Alors, quel statut privilégier ? « En général, explique Nicolas Lafon, il est plus intéressant d’opter pour l’IR au démarrage de l’entreprise, lorsqu’il y a beaucoup d’investissements et qu’on pense faire des pertes : ce déficit diminue le niveau d’imposition du foyer. En revanche, dès que les bénéfices sont importants, il est conseillé d’opter pour l’IS. »

Et Me Feugère de préciser : « Dans le régime de l’IS, le fisc considère que les bénéfices laissés dans l’entreprise ne sont pas des revenus personnels. Le gérant ne sera donc pas imposé là-dessus. » Dans tous les cas, il est impératif de se faire conseiller par un avocat ou un expert-comptable.
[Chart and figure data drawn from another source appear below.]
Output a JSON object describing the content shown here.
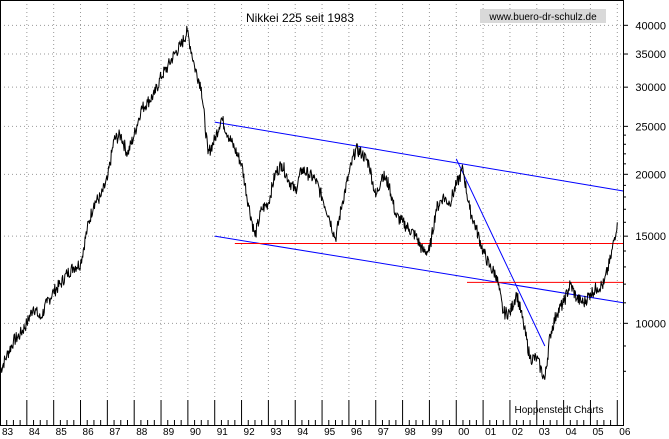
{
  "chart_data": {
    "type": "line",
    "title": "Nikkei 225 seit 1983",
    "url": "www.buero-dr-schulz.de",
    "credit": "Hoppenstedt Charts",
    "y_scale": "log",
    "ylim": [
      7000,
      45000
    ],
    "xlim": [
      1983.0,
      2006.25
    ],
    "y_ticks": [
      10000,
      15000,
      20000,
      25000,
      30000,
      35000,
      40000
    ],
    "y_tick_labels": [
      "10000",
      "15000",
      "20000",
      "25000",
      "30000",
      "35000",
      "40000"
    ],
    "x_ticks": [
      1983,
      1984,
      1985,
      1986,
      1987,
      1988,
      1989,
      1990,
      1991,
      1992,
      1993,
      1994,
      1995,
      1996,
      1997,
      1998,
      1999,
      2000,
      2001,
      2002,
      2003,
      2004,
      2005,
      2006
    ],
    "x_tick_labels": [
      "83",
      "84",
      "85",
      "86",
      "87",
      "88",
      "89",
      "90",
      "91",
      "92",
      "93",
      "94",
      "95",
      "96",
      "97",
      "98",
      "99",
      "00",
      "01",
      "02",
      "03",
      "04",
      "05",
      "06"
    ],
    "grid": true,
    "series": [
      {
        "line_color": "#000000",
        "x": [
          1983.0,
          1983.25,
          1983.5,
          1983.75,
          1984.0,
          1984.25,
          1984.5,
          1984.75,
          1985.0,
          1985.25,
          1985.5,
          1985.75,
          1986.0,
          1986.25,
          1986.5,
          1986.75,
          1987.0,
          1987.25,
          1987.5,
          1987.75,
          1988.0,
          1988.25,
          1988.5,
          1988.75,
          1989.0,
          1989.25,
          1989.5,
          1989.75,
          1989.98,
          1990.25,
          1990.5,
          1990.75,
          1991.0,
          1991.25,
          1991.5,
          1991.75,
          1992.0,
          1992.25,
          1992.5,
          1992.75,
          1993.0,
          1993.25,
          1993.5,
          1993.75,
          1994.0,
          1994.25,
          1994.5,
          1994.75,
          1995.0,
          1995.25,
          1995.5,
          1995.75,
          1996.0,
          1996.25,
          1996.5,
          1996.75,
          1997.0,
          1997.25,
          1997.5,
          1997.75,
          1998.0,
          1998.25,
          1998.5,
          1998.75,
          1999.0,
          1999.25,
          1999.5,
          1999.75,
          2000.0,
          2000.25,
          2000.5,
          2000.75,
          2001.0,
          2001.25,
          2001.5,
          2001.75,
          2002.0,
          2002.25,
          2002.5,
          2002.75,
          2003.0,
          2003.3,
          2003.5,
          2003.75,
          2004.0,
          2004.25,
          2004.5,
          2004.75,
          2005.0,
          2005.25,
          2005.5,
          2005.75,
          2006.0
        ],
        "y": [
          8000,
          8600,
          9200,
          9500,
          10000,
          10800,
          10200,
          11000,
          11600,
          12000,
          12600,
          13000,
          13200,
          15500,
          17500,
          18000,
          19500,
          23500,
          24000,
          22000,
          24000,
          27000,
          28000,
          29000,
          31500,
          33000,
          35000,
          36500,
          38900,
          33000,
          30000,
          22000,
          23500,
          26000,
          24000,
          22500,
          21000,
          17500,
          15000,
          17000,
          17500,
          20000,
          21000,
          19500,
          18500,
          20500,
          20000,
          19500,
          18000,
          16500,
          14800,
          17500,
          20000,
          22500,
          22000,
          21000,
          18000,
          20000,
          19000,
          16500,
          16000,
          15500,
          15000,
          14000,
          14000,
          17000,
          18000,
          17500,
          19000,
          20500,
          17000,
          15500,
          14000,
          13000,
          12500,
          10500,
          10500,
          11500,
          10000,
          8500,
          8500,
          7700,
          9500,
          10500,
          11000,
          12000,
          11200,
          11000,
          11500,
          11800,
          12000,
          13500,
          16000
        ]
      }
    ],
    "annotations": [
      {
        "type": "trendline",
        "color": "#0000ff",
        "from": [
          1991.0,
          25500
        ],
        "to": [
          2006.25,
          18500
        ]
      },
      {
        "type": "trendline",
        "color": "#0000ff",
        "from": [
          1991.0,
          15000
        ],
        "to": [
          2006.25,
          11000
        ]
      },
      {
        "type": "trendline",
        "color": "#0000ff",
        "from": [
          2000.0,
          21500
        ],
        "to": [
          2003.3,
          9000
        ]
      },
      {
        "type": "hline",
        "color": "#ff0000",
        "y": 14500,
        "from_x": 1991.75,
        "to_x": 2006.25
      },
      {
        "type": "hline",
        "color": "#ff0000",
        "y": 12100,
        "from_x": 2000.4,
        "to_x": 2006.25
      }
    ]
  }
}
Sous-estimer sa responsabilité

Dans une SARL, la responsabilité limitée vaut pour les apports financiers : vous apportez 10 000 € en capital, vous perdez 10 000 € si l’entreprise ferme. Vos propres biens ne sont pas engagés. Mais, en tant que gérant, votre responsabilité est engagée, civilement et pénalement.

La responsabilité pénale, sanctionnée par une amende et de l’emprisonnement, est engagée en cas de délit (détournement d’argent de l’entreprise, trucage des comptes, etc.). La responsabilité civile l’est également en cas de faute de gestion, par exemple, le fait de déposer le bilan trop tardivement.

Le risque est alors d’être condamné au tribunal à payer le passif à titre personnel et, s’il y a plusieurs liquidations judiciaires, d’être interdit de gérer toute société pendant plusieurs années. Aussi, Me Feugère conseille de ne pas attendre la cessation de paiement pour saisir le tribunal et de demander un mandat ad hoc ou une procédure de sauvegarde, afin d’obtenir des délais de paiement.